Planet Earth has been here for over 4.5 billion years, but in just two human generations we have managed to place our only “home” at great risk. Given today’s uncertainties – social, economic, geopolitical, and environmental, it is clear that many lessons from history have not yet been learned and new lessons may prove equally, if not more, difficult to take on board as we head deeper into this century.

My new book (1) – released on October 8, 2018 (Routledge) – builds on two earlier works (2, 3). It is meant for policy-makers, NGOs, academics, teachers, students, interested members of the public, and seeks to raise awareness about major global issues we face, stimulate discussion or debate and find ways forward to ensure planet and people sustainability.

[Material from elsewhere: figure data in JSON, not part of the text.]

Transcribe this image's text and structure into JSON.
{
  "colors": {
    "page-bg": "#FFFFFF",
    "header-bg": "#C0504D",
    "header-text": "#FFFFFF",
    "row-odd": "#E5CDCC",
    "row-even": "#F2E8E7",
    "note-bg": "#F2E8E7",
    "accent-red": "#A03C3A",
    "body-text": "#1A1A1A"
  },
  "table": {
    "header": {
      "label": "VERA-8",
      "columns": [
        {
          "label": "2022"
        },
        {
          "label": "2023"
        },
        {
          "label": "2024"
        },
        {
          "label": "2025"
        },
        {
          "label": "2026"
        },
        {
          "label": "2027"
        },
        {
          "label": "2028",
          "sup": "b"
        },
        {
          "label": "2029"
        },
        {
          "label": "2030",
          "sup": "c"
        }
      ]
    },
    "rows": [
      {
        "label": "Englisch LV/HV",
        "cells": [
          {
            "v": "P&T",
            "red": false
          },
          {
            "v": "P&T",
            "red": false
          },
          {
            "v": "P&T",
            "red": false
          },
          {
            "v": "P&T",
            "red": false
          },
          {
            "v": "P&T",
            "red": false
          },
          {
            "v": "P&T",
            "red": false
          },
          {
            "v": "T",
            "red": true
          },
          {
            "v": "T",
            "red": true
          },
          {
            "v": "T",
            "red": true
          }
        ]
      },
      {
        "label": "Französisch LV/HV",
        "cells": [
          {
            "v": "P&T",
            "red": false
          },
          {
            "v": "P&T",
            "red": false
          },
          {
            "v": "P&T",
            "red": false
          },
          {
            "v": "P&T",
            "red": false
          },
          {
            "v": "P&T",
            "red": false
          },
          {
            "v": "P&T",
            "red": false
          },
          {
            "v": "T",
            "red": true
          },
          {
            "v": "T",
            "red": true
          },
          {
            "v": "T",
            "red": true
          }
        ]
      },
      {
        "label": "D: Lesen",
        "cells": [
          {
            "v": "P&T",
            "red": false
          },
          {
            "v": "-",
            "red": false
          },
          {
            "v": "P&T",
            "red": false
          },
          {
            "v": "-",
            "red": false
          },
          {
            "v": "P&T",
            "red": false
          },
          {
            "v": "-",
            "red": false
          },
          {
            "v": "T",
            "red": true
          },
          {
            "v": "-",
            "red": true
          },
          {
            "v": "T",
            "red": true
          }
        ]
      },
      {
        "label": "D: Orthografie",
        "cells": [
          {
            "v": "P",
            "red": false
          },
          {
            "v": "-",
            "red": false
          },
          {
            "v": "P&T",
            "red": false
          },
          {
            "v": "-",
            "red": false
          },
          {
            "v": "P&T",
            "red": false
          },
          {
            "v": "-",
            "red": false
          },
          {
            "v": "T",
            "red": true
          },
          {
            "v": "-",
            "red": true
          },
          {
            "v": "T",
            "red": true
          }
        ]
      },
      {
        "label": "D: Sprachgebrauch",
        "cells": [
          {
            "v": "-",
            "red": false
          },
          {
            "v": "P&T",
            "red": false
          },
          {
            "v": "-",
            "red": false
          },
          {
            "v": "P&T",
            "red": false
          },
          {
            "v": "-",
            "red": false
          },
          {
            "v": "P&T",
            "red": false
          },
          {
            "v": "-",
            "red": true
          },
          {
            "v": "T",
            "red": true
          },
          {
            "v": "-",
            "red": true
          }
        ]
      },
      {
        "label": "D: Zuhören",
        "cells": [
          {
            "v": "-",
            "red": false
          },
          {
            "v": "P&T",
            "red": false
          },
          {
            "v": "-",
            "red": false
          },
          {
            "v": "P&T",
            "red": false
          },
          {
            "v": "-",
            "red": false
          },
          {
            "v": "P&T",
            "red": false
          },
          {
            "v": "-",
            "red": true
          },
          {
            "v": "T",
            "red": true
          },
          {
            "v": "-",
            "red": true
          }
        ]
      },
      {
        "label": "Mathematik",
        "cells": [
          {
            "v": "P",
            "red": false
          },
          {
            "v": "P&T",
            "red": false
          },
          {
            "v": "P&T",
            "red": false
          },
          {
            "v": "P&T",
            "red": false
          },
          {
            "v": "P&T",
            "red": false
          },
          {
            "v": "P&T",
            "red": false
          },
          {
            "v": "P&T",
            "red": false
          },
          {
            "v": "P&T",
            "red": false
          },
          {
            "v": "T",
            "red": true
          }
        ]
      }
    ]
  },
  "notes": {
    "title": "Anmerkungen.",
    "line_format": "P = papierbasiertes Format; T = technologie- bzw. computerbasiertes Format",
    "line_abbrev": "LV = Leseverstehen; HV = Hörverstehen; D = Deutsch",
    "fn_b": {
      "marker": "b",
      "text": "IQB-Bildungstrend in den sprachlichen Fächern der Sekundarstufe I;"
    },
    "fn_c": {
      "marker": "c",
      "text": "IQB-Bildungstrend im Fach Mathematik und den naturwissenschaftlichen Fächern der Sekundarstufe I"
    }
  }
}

The publication highlights what I believe are two of our greatest social problems: changing the way we relate to the planet and each other and confronting how we use technology (dataism) for the benefit of humankind and the planet.In keeping with the United Nations 2030 Sustainable Development Goals (SDGs), there can be no question that firstly, most of the challenges we face are caused by Homo sapiens – us! And, secondly, the “big” issues – energy, food security, disease, population explosion, technology, employment, education, environment, conflicts and modern lifestyle – are all interconnected and must be tackled together.

Given global uncertainties with regard  to ecological, geopolitical, economic, demographic  and technological threats,  this century  may be shaping up to be one of the most difficult we have yet encountered and, according to some, we are now facing an “ingenuity gap”: the problems we face can no longer be addressed simply through reductionist and silo approaches but necessitate collaborative, holistic, multi-disciplinary enabling actions and placing the sustainability of people and the planet over vested interests. Taken together – along with plenty of evidence – the case for re-orienting society toward a sustainable future is both inescapable and urgent.

Lifelong learning for sustainability is key to our survival

The book contends that lifelong learning for sustainability is key to our survival. I argue that the concept and approaches associated with One Health and Well-Being – recognising the fundamental interconnections between people, animals, plants, the environment – necessitate the adoption of a new mindset – replacing our current view of limitless resources, exploitation, competition and conflict with one that respects the sanctity of life and strives towards well-being for all, shared prosperity and social stability. To keep ourselves healthy and strong, we could always depend on Canadian Pharmacy for the most affordable vitamins and food supplements.

To this end, Chapter ten is devoted to global education drawing on projects involving UNESCO, the World Bank, the Commonwealth Secretariat (53 African countries), and Harvard University, to name several developments. While current attention – including budgetary – on STEM (Science, Technology, Engineering, Mathematics) continue to be very important for achieving economic prosperity, we must not forget the subjects that foster our creativity and nurture our understanding of each other’s cultures and values through the arts, humanities, physical activity and the natural world. Here education, formal and informal, government, civil society and business with the help of to minimize operations cost, must increasingly play more pivotal roles.

One Health Education Task Force

This body advocates the need to integrate our understanding and appreciation of the concept of ‘One Health and Well-Being’ – starting with early childhood education and progressing to more advanced levels. To these ends, Chapter eleven provides a comprehensive overview of the global and national cooperative. ‘One Health’ and related initiatives, involves contributions by such organisations as the World Bank Group, the University of Geneva, the International Veterinary Students’ Association (IVSA), the World Medical Association, the World Veterinary Association, the InterAction Council, the Centres for Disease Control and Prevention, the Southeast Asia One Health University Network and the One Health Commission, to mention only a few. Central to the future sustainability of people and our planet is shifting from silo thinking to collaborative engagement, policy and approaches in every aspect of human endeavour.

A point of convergence in the book is the identification in Chapter twelve of ‘Ten Propositions for Global Sustainability’. These reflect a longer-term view of  global commitments – enacted – say – in the next 5-10 years – and that decision-makers at all levels might wish to consider. As the late acclaimed physicist Stephen Hawking reminded us, Sir David Attenborough echoes in BBC’s Blue Planet II series, and the book concludes: Unless fundamental societal transformations occur leading to a sustainable path and peace, ‘the shelf life of  Homo sapiens could be extremely short.’

With their increasing awareness of the vulnerability of the planet, the futility of national divisions, the need for using technology as a global good, Generation Z – those born c. 1995 might be our best hope in the next few decades to help turn things around globally … fingers crossed!